Electronic structure of ordered and disorderedCu3Au andCu3Pd

Abstract

In ordered L$1_2$-type ${\mathit{A}}_3$B compounds, each A atom is coordinated by 8A+4B atoms, while each B atom is coordinated by 12A atoms. By symmetry, all A-A, A-B, and B-B bond lengths are equal. When this structure disorders to form the substitutionally random ${\mathit{A}}_{0.75}$ ${\mathit{B}}_{0.25}$ alloy, each atom acquires a distribution of different types of coordination shells.
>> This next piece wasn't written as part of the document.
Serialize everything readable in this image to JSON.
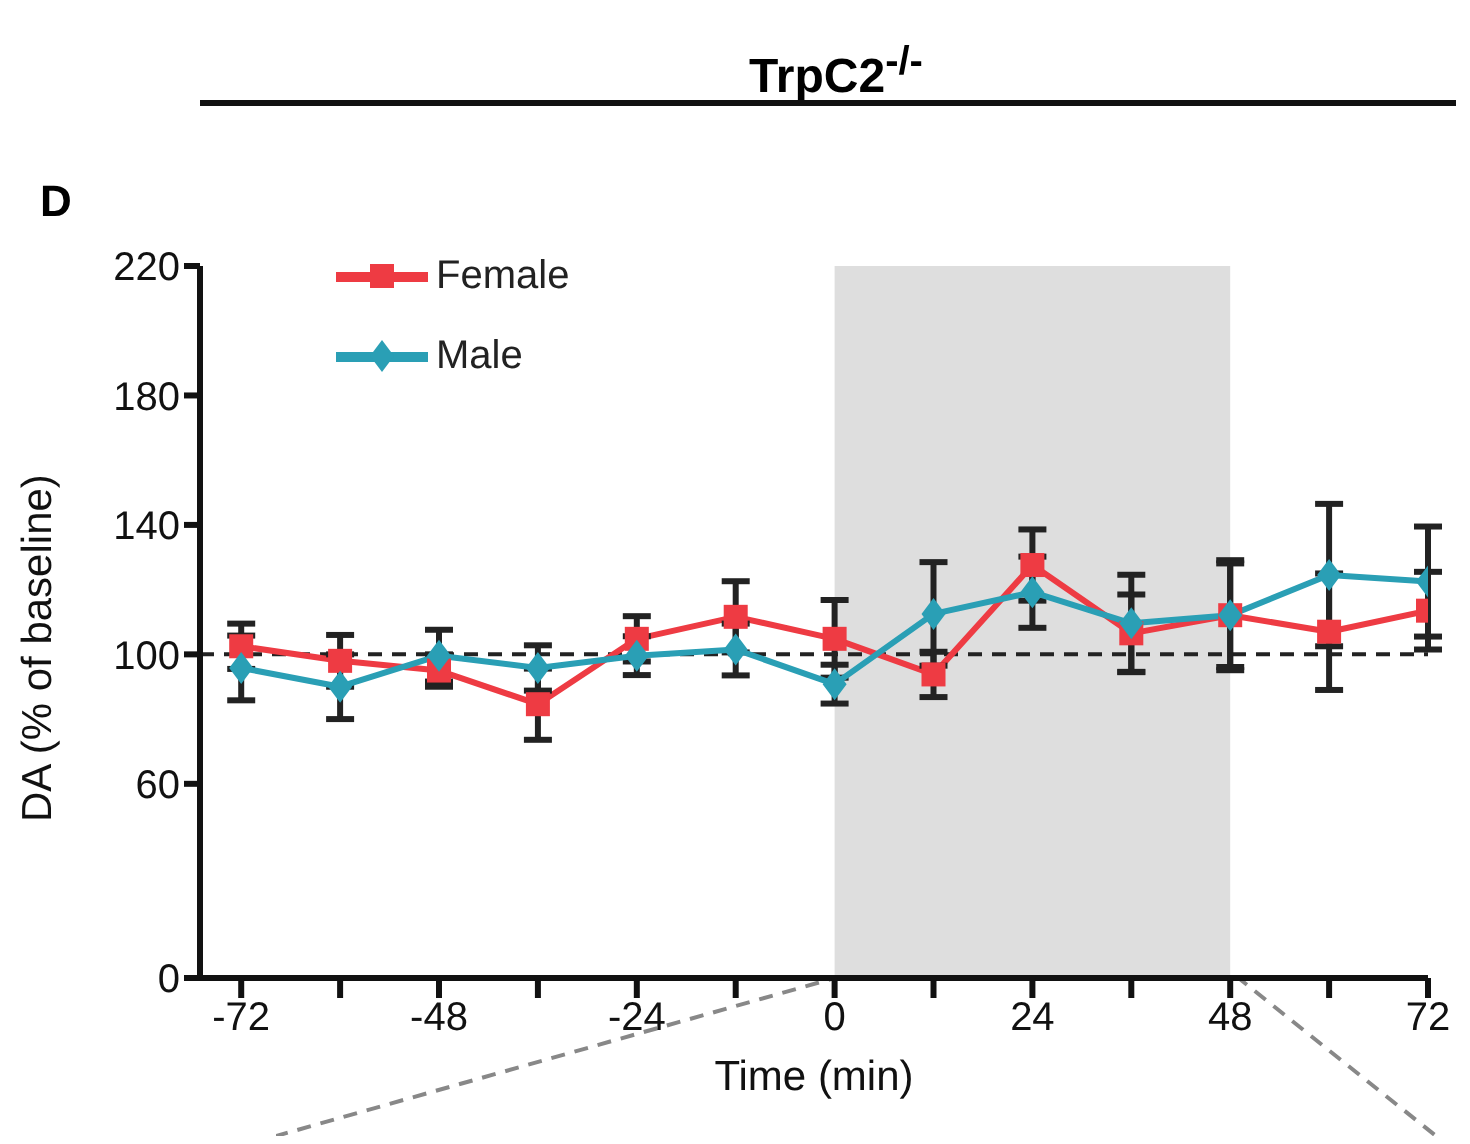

Concomitantly with this reduction in site symmetries, (i) topologically different A atoms (and separately, different B atoms) can have unequal charges, and (ii) the various bonds need not be of equal average lengths 〈R〉 (i.e., 〈${\mathit{R}}_{\mathit{A}\mathrm{-}\mathit{A}}$〉≠〈${\mathit{R}}_{\mathit{A}\mathrm{-}\mathit{B}}$〉≠ 〈${\mathit{R}}_{\mathit{B}\mathrm{-}\mathit{B}}$〉). Furthermore, (iii) there can be a distribution of bond-length values around 〈${\mathit{R}}_{\mathit{i}\mathit{j}}$〉 for each of the three chemical bond types. In this work we study the effects of such charge fluctuations (i) and relaxational fluctuations [(ii) and (iii)] on the electronic structure of ${\mathrm{Cu}}_3$Au and ${\mathrm{Cu}}_3$Pd. The random alloys are modeled by the special quasirandom structure (SQS), whereby the sites of a periodic supercell are occupied by A and B atoms so that the first few radial correlation functions closely reproduce the average correlation functions in an infinite substitutional random network. Instead of requiring that each atom ‘‘see’’ an identical, average medium, as is the case in the homogeneous site-coherent-potential approximation (SCPA), we thus create a distribution of distinct local environments whose average corresponds to the random alloy.